Loss of immune tolerance to IL-2 in type 1 diabetes

Nom de la revue
Nature Communications
Louis Pérol, John M. Lindner, Pamela Caudana, Nicolas Gonzalo Nunez, Audrey Baeyens, Andrea Valle, Christine Sedlik, Delphine Loirat, Olivier Boyer, Alain Créange, José Laurent Cohen, Ute Christine Rogner, Jun Yamanouchi, Martine Marchant, Xavier Charles Leber, Meike Scharenberg, Marie-Claude Gagnerault, Roberto Mallone, Manuela Battaglia, Pere Santamaria, Agnès Hartemann, Elisabetta Traggiai, Eliane Piaggio
Abstract

AbstractType 1 diabetes (T1D) is characterized by a chronic, progressive autoimmune attack against pancreas-specific antigens, effecting the destruction of insulin-producing β-cells. Here we show interleukin-2 (IL-2) is a non-pancreatic autoimmune target in T1D. Anti-IL-2 autoantibodies, as well as T cells specific for a single orthologous epitope of IL-2, are present in the peripheral blood of non-obese diabetic (NOD) mice and patients with T1D. In NOD mice, the generation of anti-IL-2 autoantibodies is genetically determined and their titre increases with age and disease onset.
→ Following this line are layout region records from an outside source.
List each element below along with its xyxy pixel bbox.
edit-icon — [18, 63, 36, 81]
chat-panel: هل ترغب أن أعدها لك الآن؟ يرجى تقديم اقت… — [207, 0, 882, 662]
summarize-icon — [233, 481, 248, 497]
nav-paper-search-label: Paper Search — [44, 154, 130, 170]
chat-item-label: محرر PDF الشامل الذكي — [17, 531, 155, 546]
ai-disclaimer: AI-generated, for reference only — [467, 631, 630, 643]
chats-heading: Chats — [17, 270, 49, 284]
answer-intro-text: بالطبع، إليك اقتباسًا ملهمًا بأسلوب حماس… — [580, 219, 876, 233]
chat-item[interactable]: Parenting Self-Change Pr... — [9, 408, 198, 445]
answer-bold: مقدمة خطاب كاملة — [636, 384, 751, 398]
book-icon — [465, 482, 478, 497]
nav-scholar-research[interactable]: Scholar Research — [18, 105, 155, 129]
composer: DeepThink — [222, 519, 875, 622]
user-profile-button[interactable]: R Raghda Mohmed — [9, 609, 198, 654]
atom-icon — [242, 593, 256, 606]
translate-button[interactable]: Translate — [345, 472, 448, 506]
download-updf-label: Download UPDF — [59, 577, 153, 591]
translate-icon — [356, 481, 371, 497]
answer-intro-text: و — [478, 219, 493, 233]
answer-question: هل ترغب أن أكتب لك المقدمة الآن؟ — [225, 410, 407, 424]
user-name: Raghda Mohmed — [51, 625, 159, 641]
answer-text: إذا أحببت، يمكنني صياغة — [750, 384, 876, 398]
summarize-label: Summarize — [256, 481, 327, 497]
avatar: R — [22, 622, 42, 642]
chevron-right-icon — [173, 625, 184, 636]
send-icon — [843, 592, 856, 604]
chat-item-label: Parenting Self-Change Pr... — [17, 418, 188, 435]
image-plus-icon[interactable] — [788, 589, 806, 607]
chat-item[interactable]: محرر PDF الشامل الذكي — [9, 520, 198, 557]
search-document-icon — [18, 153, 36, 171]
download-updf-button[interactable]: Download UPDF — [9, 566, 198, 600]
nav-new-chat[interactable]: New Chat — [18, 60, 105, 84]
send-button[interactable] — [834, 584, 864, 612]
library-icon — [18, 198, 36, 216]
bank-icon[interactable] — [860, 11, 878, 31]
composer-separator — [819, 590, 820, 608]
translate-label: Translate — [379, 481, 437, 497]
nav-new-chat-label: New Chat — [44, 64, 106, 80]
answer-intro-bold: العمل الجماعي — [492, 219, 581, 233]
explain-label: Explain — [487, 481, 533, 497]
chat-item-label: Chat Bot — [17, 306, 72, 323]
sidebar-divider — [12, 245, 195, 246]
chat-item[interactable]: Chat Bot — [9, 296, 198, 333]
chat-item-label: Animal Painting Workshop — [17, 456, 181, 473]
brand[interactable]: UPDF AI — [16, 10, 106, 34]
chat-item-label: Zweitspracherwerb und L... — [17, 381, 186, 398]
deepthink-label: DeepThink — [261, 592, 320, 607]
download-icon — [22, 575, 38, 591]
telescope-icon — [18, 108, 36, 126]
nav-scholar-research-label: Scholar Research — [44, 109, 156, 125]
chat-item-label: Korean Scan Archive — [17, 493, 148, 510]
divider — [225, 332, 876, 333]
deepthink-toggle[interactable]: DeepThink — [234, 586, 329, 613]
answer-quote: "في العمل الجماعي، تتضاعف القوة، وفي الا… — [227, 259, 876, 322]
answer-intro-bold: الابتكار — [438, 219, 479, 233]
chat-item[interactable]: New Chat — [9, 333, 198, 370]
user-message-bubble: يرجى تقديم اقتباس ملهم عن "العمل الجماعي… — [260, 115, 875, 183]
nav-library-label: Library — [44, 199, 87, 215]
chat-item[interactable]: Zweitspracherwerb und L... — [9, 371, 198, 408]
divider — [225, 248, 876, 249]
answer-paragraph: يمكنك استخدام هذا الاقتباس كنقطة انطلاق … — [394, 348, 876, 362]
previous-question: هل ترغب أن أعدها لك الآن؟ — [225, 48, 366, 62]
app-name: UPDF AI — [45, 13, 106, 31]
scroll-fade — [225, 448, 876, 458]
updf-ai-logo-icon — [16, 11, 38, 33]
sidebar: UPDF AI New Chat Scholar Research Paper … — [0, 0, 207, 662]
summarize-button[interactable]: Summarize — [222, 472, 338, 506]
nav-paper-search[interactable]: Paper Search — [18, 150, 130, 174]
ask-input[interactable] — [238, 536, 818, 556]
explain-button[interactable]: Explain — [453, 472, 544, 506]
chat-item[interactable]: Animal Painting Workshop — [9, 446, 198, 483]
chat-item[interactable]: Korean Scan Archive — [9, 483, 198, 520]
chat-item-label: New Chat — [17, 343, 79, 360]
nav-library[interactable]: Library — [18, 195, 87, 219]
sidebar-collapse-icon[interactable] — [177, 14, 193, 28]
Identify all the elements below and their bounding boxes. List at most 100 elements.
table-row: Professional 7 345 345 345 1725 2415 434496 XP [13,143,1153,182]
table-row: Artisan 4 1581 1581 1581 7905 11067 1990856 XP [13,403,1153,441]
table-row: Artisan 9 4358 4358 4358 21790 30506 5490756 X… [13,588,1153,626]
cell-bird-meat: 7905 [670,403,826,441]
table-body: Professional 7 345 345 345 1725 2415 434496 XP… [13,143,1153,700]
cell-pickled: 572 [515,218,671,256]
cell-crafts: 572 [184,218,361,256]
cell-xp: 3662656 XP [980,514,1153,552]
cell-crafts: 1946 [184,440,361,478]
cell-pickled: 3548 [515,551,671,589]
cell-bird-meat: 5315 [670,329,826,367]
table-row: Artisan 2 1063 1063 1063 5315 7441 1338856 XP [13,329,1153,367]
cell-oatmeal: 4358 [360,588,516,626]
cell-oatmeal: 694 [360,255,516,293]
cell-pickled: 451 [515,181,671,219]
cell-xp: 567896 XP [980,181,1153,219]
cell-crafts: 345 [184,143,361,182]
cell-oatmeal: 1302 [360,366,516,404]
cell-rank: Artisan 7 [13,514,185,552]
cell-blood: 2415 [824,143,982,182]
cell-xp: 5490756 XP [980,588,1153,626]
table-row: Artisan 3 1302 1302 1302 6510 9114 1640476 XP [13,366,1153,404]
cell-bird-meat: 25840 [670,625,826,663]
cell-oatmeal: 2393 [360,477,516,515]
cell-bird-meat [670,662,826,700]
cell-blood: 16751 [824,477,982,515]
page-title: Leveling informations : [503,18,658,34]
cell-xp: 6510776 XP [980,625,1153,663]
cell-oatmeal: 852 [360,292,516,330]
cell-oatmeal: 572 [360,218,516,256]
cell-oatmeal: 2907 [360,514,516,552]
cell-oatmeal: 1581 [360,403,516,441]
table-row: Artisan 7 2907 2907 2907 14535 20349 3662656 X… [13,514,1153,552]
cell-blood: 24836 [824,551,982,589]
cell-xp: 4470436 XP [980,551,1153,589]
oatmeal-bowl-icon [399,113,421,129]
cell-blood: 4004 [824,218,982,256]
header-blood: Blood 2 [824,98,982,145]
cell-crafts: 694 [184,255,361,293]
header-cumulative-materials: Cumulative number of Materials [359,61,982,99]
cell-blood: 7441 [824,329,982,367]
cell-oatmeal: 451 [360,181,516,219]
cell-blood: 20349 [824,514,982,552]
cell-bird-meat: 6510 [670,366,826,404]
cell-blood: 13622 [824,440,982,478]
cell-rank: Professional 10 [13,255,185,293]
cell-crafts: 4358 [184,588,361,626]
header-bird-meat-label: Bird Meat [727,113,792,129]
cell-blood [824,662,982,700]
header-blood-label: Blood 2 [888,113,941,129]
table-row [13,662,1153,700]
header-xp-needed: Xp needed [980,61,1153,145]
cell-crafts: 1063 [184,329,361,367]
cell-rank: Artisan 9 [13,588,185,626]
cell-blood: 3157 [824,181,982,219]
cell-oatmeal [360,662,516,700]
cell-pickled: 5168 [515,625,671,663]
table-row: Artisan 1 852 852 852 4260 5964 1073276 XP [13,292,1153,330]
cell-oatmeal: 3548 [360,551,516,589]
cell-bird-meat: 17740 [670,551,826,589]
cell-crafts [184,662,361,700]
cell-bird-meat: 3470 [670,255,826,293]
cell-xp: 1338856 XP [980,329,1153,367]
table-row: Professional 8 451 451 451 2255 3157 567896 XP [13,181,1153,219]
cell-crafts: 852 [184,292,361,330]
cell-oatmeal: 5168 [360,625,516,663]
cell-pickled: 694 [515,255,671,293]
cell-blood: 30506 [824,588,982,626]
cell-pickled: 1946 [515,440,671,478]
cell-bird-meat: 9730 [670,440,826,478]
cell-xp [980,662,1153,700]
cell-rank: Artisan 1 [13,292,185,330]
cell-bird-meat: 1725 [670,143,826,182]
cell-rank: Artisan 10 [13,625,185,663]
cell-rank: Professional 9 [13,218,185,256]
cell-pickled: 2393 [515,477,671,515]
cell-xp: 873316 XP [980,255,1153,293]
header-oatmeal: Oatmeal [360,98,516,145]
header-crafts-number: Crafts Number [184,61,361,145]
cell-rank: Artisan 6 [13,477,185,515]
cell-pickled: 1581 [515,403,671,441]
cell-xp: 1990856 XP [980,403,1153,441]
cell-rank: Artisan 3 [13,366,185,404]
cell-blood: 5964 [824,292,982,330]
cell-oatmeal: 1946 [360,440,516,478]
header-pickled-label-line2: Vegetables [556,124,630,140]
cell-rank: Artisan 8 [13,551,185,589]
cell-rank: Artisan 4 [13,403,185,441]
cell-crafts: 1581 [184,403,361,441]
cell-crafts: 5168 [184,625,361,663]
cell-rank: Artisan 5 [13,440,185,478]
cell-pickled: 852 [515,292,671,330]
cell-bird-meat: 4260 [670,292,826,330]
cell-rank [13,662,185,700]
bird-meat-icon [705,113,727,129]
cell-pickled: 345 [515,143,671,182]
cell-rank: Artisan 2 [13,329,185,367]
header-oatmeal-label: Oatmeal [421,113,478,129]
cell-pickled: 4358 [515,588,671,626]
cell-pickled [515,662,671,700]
In T1D patients, circulating IgG memory B cells specific for IL-2 or insulin are present at similar frequencies. Anti-IL-2 autoantibodies cloned from T1D patients demonstrate clonality, a high degree of somatic hypermutation and nanomolar affinities, indicating a germinal centre origin and underscoring the synergy between cognate autoreactive T and B cells leading to defective immune tolerance.